Results and Discussion

NER

  • MAD-X without language and invertible adapters performs on par with XLM-R for almost all languages present in the pretraining data
  • However, looking at unseen languages, the performance of MAD-X that only uses task adapters deteriorates significantly compared to XLM-R.
  • Adding language adapters to MAD-X improves its performance across the board, and their use- fulness is especially pronounced for low-resource languages.
  • Even for high-resource languages, the addition of language-specific parameters yields substantial improvements.

CCR

  • Target language adaptation outperforms XLM-RBase while MAD-XBase achieves the best scores.
  • It shows gains in particular for the two unseen languages, Haitian Creole (ht) and Quechua (qu).

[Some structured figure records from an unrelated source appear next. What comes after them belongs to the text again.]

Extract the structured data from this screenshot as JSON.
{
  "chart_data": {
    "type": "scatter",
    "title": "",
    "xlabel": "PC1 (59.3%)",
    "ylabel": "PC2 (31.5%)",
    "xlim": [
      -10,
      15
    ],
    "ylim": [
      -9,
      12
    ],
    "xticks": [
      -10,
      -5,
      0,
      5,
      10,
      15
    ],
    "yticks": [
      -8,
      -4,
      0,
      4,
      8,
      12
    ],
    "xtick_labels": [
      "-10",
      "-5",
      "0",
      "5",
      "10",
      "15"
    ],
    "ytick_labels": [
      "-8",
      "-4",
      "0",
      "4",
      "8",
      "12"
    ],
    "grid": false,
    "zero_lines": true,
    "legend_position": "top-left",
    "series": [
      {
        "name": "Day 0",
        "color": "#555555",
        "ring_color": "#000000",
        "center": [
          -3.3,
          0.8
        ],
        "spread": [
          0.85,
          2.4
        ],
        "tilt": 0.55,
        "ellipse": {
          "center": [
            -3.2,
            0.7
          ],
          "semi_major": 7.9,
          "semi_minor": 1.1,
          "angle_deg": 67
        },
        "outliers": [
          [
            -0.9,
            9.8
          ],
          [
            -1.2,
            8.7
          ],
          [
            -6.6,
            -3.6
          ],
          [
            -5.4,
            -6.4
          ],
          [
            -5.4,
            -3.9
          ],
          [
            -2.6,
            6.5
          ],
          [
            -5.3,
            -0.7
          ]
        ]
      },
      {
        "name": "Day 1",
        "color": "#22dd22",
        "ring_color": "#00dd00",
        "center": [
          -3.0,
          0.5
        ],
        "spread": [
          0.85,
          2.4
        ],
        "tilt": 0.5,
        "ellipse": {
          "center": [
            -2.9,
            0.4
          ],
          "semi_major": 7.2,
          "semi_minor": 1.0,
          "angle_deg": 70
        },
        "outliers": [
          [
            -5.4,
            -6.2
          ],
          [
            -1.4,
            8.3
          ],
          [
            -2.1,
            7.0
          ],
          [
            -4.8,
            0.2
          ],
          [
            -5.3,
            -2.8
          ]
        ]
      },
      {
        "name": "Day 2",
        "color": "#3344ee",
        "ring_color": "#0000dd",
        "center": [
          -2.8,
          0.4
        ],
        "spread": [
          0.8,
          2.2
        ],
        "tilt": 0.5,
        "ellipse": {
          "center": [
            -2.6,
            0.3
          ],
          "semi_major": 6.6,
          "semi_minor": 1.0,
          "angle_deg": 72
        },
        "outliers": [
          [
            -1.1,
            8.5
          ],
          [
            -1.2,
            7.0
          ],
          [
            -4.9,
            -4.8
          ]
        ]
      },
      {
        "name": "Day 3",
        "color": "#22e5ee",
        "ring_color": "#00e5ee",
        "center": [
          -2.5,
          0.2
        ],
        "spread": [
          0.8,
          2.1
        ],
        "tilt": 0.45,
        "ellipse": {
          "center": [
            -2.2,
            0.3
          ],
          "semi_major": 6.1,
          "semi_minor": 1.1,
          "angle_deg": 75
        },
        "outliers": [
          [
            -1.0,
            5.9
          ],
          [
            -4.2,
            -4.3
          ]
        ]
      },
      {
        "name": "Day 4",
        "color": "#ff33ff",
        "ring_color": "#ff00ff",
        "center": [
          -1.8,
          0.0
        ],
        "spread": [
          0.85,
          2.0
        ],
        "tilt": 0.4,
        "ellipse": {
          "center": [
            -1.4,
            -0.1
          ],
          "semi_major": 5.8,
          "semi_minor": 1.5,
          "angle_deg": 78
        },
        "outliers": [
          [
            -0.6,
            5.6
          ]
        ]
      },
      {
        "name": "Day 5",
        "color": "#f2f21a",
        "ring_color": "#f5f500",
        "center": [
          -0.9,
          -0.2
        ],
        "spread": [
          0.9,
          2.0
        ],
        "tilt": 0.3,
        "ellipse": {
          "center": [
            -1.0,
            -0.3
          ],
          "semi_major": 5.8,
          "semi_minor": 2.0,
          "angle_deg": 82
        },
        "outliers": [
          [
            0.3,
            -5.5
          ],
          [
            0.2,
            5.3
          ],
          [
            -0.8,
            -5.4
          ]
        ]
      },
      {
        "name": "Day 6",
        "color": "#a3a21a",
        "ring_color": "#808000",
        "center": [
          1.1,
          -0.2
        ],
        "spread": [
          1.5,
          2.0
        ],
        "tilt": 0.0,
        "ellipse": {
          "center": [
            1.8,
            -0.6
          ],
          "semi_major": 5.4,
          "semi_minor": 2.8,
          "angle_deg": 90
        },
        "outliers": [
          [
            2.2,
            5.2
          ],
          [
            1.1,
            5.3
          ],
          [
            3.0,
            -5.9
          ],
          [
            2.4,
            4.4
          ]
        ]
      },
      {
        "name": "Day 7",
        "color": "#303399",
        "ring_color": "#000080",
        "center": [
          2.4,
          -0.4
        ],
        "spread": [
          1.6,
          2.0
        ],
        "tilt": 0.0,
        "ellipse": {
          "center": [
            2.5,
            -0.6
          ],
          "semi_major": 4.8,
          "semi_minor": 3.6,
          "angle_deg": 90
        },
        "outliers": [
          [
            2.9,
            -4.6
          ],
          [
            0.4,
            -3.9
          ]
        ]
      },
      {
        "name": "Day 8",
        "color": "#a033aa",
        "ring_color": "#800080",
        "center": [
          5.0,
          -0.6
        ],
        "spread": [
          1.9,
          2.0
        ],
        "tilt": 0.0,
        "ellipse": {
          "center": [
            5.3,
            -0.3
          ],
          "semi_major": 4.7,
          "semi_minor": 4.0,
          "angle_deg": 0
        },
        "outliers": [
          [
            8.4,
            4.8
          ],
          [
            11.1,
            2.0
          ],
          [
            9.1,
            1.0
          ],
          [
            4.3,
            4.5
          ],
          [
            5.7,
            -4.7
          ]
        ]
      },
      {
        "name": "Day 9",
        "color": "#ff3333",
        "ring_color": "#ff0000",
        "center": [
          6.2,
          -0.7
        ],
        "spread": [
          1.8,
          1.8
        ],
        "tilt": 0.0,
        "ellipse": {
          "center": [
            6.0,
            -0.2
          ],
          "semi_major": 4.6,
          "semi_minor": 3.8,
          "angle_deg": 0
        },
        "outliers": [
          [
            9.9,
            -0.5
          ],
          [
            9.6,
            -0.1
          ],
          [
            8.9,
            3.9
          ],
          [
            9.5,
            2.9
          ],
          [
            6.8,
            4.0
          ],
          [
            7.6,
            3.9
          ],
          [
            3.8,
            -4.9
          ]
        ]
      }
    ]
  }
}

Performance on the other languages is also generally competitive or better.

QA

  • transferring from English to each target language
  • MAD-X achieves similar performance to the XLM-R baseline
  • We note that all languages included in XQuAD can be considered high-resource
  • MAD-X excels at transfer to unseen and low- resource languages, it achieves competitive perfor- mance even for high-resource languages and on more challenging tasks.
  • These evaluations also hint at the modularity of the adapter-based MAD-X approach, which holds promise of quick adaptation to more tasks

Further Analysis

  • Impact of Invertible Adapters: Invertible adapters improve performance for many transfer pairs, and particularly when transferring to low- resource languages.
  • Sample Efficiency: due to the modularity of MAD-X, once trained, these adapters have an advantage of being directly reusable (i.e., “plug- and-playable”) across different tasks

My Thoughts

  • Modular training in machine learning is becoming more common, as it is seemingly more parameter-efficient and computationally fast. It’s interesting to see this method adatped to cross-lingual transfer learning. I wonder whether it will pick up and become the industry norm. I do think it is an efficient way to use one model across a variety of languages and tasks. However, in my recent experiments, I’ve been having difficulty achieving the same level of accuracy as they do in this paper. Further experiments are obviously needed.
  • Not sure that I completely understood the mechanics of the inverse adapter, but I semi-understood the need for it. I think I will have to re-read this section again and do extra research on NICE on why having this invertible module helps with parameter efficiency.
  • A cool paper overall, but I do think one disadvantage of having all these modular bits is that they are difficult to keep track of and that you have to first train the source and target languages independently for it to work the way it did in this paper. Why can’t XLM-R be stacked with just the target language adapter and stacked with the task adapter? Also will have to experiment with this.
  • One note is that while the authors did a great job creating AdapterHub.ml repository with all the code and documentation, the current version is not compatible with the current Hugging Face interaface. The example code has to be edited here and there, which is kind of a minor inconvience but still. Also, I wish that they had more detailed documentation and example training codes on their github.
  • I had sort of put this adapter training experiment on hold because I wasn’t sure how to carry on, but re-reading the paper and taking notes on it has sort of renewed my interest in the subject and has given me some direction as to how to conduct further experiments… Now for the hard part: actually writing the code.